How Scooter Got His Groove Back

Well, this is the motherload. Apparently, our ol’ pal Scooter Libby (yeah, remember him … Plamegate) testified that his superiors (including Cheney — yes that Cheney) gave him permission to leak the dirt to journalists.

Crystal Patterson posted this on TedKennedy.com:

The National Journal’s Murray Waas is reporting that I. Lewis Libby testified that he was authorized to share classified information with reporters by his superiors. The article goes on to point out that one of those superiors is likely to be Vice President Cheney. This would mean that the Plame Leak might extend far beyond what has been previously reported.

Senator Kennedy has already given us his first impressions of these charges:

These charges, if true, represent a new low in the already sordid case of partisan interests being placed above national security. The Vice President’s vindictiveness in defending the misguided war in Iraq is obvious. If he used classified information to defend it, he should be prepared to take full responsibility. President Bush has clearly said he would ‘clean house’ of everyone who had anything to do with the Plame leak.

The American people are also entitled to know whether the President knew that classified information was being used for this purpose, and whether he authorized it himself.

In addition, they are entitled to know that the case will not be scuttled by the administration when the decisions are made on declassifying documents necessary for the trial.

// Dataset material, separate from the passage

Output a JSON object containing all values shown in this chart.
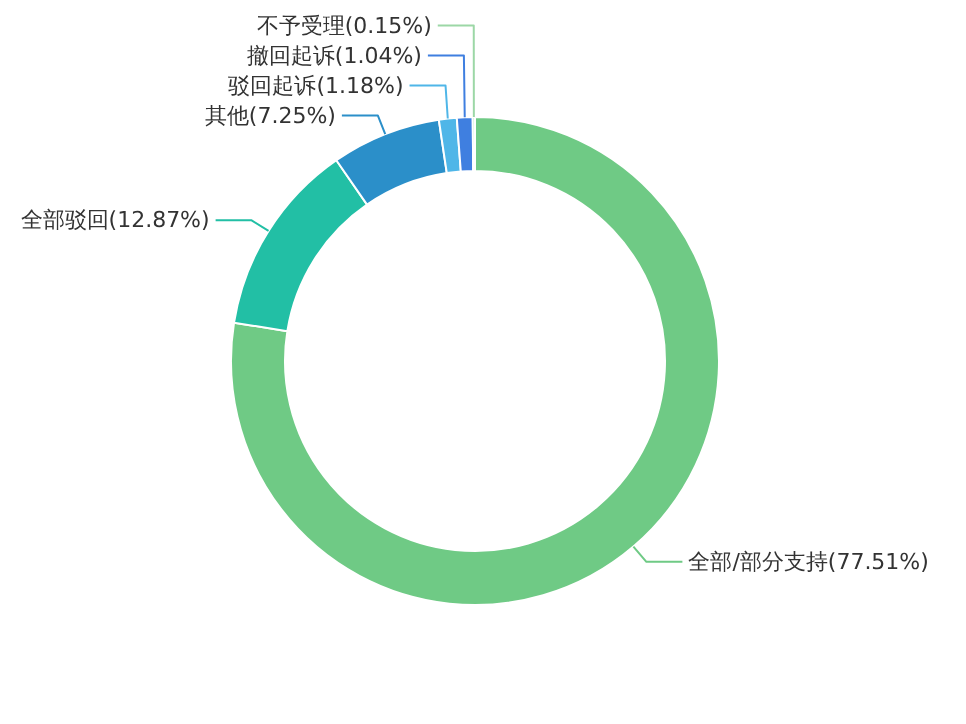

The article paints a picture that is not pretty for the Administration or our country:

Vice President Dick Cheney’s former chief of staff, I. Lewis (Scooter) Libby, testified to a federal grand jury that he had been “authorized” by Cheney and other White House “superiors” in the summer of 2003 to disclose classified information to journalists to defend the Bush administration’s use of prewar intelligence in making the case to go to war with Iraq, according to attorneys familiar with the matter, and to court records.

Libby specifically claimed that in one instance he had been authorized to divulge portions of a then-still highly classified National Intelligence Estimate regarding Saddam Hussein’s purported efforts to develop nuclear weapons, according to correspondence recently filed in federal court by special prosecutor Patrick J. Fitzgerald.

Beyond what was stated in the court paper, say people with firsthand knowledge of the matter, Libby also indicated what he will offer as a broad defense during his upcoming criminal trial: that Vice President Cheney and other senior Bush administration officials had earlier encouraged and authorized him to share classified information with journalists to build public support for going to war. Later, after the war began in 2003, Cheney authorized Libby to release additional classified information, including details of the NIE, to defend the administration’s use of prewar intelligence in making the case for war.

You should read the entire article. And if you want to read more about the Plame Leak a good place to start is Murray Waas’ collection of articles on the subject.

–Crystal Patterson

Well, Crystal, looks like we got ourselves a whole new ballgame!
Too bad we have to wait until next January.

2 Responses to How Scooter Got His Groove Back

  1. Sworez says:

    You are listening to Ted Kennedy’s side of the story. Cheney dosn’t have the ability to leek that information and everyone knows that and it would be his fault not the VP’s that he leeked it.

  2. Ben says:

    “Sworez” … Ted Kennedy was simply the one that relayed the message to those who subscribe to his website…

    Info was in the National Journal, and all over this morning’s news.